Felipe Barrenechea

Personal information
- Full name: Felipe Barrenechea Acuña
- Date of birth: 23 June 2007 (age 18)
- Place of birth: Uruguay
- Height: 1.77 m (5 ft 10 in)
- Position(s): Winger; forward;

Team information
- Current team: Liverpool
- Number: 32

Youth career
- 0000–2025: Peñarol

Senior career*
- Years: Team / Apps / (Gls)
- 2026–: Liverpool / 2 / (0)

International career^{‡}
- 2025–: Lithuania U19 / 2 / (0)

= Felipe Barrenechea =

Lithuanian footballer (born 2007)

Felipe Barrenechea Acuña (born 23 March 2007) is a professional footballer who plays as a winger or forward for Liverpool.
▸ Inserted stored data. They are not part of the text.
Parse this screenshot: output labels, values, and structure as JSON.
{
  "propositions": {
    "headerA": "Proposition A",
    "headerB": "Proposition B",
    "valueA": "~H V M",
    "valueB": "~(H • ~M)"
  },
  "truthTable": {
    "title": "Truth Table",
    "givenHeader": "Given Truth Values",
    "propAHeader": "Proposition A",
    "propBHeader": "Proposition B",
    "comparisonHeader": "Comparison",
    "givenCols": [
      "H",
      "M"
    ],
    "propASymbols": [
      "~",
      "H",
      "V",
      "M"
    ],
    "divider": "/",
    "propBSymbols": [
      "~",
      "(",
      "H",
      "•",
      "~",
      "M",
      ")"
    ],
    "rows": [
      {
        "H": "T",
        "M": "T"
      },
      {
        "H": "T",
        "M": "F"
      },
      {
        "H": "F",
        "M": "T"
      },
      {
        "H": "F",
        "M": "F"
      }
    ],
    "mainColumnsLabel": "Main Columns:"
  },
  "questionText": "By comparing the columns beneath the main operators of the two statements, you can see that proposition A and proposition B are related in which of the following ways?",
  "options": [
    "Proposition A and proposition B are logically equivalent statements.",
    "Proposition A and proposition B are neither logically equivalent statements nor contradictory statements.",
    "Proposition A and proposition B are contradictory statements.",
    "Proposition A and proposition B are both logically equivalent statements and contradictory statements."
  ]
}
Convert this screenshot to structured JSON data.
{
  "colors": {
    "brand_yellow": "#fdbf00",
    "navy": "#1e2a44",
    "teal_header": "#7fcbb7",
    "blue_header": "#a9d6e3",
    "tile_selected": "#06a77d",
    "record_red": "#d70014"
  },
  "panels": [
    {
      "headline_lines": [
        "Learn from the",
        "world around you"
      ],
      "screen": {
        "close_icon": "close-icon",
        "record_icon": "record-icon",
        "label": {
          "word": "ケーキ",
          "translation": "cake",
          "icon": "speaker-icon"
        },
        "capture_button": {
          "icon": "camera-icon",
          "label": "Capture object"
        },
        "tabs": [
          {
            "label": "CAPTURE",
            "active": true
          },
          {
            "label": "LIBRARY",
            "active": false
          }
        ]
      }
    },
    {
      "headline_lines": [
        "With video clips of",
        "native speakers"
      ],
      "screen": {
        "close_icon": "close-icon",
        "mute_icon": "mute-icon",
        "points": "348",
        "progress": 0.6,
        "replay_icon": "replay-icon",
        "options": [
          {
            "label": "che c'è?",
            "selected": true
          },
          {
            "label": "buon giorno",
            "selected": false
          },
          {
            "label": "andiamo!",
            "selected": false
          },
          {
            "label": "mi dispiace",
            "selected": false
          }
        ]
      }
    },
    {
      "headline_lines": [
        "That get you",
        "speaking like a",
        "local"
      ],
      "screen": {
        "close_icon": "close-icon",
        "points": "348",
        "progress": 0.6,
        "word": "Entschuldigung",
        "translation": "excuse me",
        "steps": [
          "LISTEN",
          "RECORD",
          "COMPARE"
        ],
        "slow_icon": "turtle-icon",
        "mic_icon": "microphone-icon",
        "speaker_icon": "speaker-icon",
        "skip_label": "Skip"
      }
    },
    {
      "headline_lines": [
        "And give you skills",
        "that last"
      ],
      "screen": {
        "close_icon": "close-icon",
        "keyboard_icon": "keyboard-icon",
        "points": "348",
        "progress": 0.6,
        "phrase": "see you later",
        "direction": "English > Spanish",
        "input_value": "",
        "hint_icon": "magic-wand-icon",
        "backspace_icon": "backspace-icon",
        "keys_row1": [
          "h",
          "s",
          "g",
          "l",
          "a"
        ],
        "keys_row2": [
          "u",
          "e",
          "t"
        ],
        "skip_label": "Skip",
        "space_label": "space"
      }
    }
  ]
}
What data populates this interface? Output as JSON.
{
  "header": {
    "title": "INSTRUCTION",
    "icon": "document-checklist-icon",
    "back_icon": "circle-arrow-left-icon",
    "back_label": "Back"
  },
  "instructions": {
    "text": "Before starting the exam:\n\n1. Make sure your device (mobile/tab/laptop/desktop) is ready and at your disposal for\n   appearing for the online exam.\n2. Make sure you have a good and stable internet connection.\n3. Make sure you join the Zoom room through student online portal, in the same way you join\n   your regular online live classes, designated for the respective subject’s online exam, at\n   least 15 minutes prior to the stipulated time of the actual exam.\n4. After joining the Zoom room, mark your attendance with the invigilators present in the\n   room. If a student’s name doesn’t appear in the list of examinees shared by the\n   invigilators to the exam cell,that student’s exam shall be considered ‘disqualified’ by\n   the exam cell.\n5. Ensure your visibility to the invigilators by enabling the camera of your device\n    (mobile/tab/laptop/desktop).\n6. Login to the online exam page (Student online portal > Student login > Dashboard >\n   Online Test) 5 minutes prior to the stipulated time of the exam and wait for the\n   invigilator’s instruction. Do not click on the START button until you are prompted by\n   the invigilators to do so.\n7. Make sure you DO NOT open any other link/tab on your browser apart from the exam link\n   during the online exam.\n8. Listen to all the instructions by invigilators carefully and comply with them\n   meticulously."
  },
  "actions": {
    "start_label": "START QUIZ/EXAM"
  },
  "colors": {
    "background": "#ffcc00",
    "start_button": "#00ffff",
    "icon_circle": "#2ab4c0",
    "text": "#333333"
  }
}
Born in Uruguay, he is a Lithuania youth international.

==Club career==
As a youth player, Barrenechea joined the youth academy of Uruguayan side Peñarol at the age of nine. Following his stint there, he signed for Uruguayan side Liverpool ahead of the 2026 season.

==International career==
Barrenechea is a Lithuania youth international. During the autumn of 2025, he was called up to the Lithuania national under-19 football team for 2026 UEFA European Under-19 Championship qualification.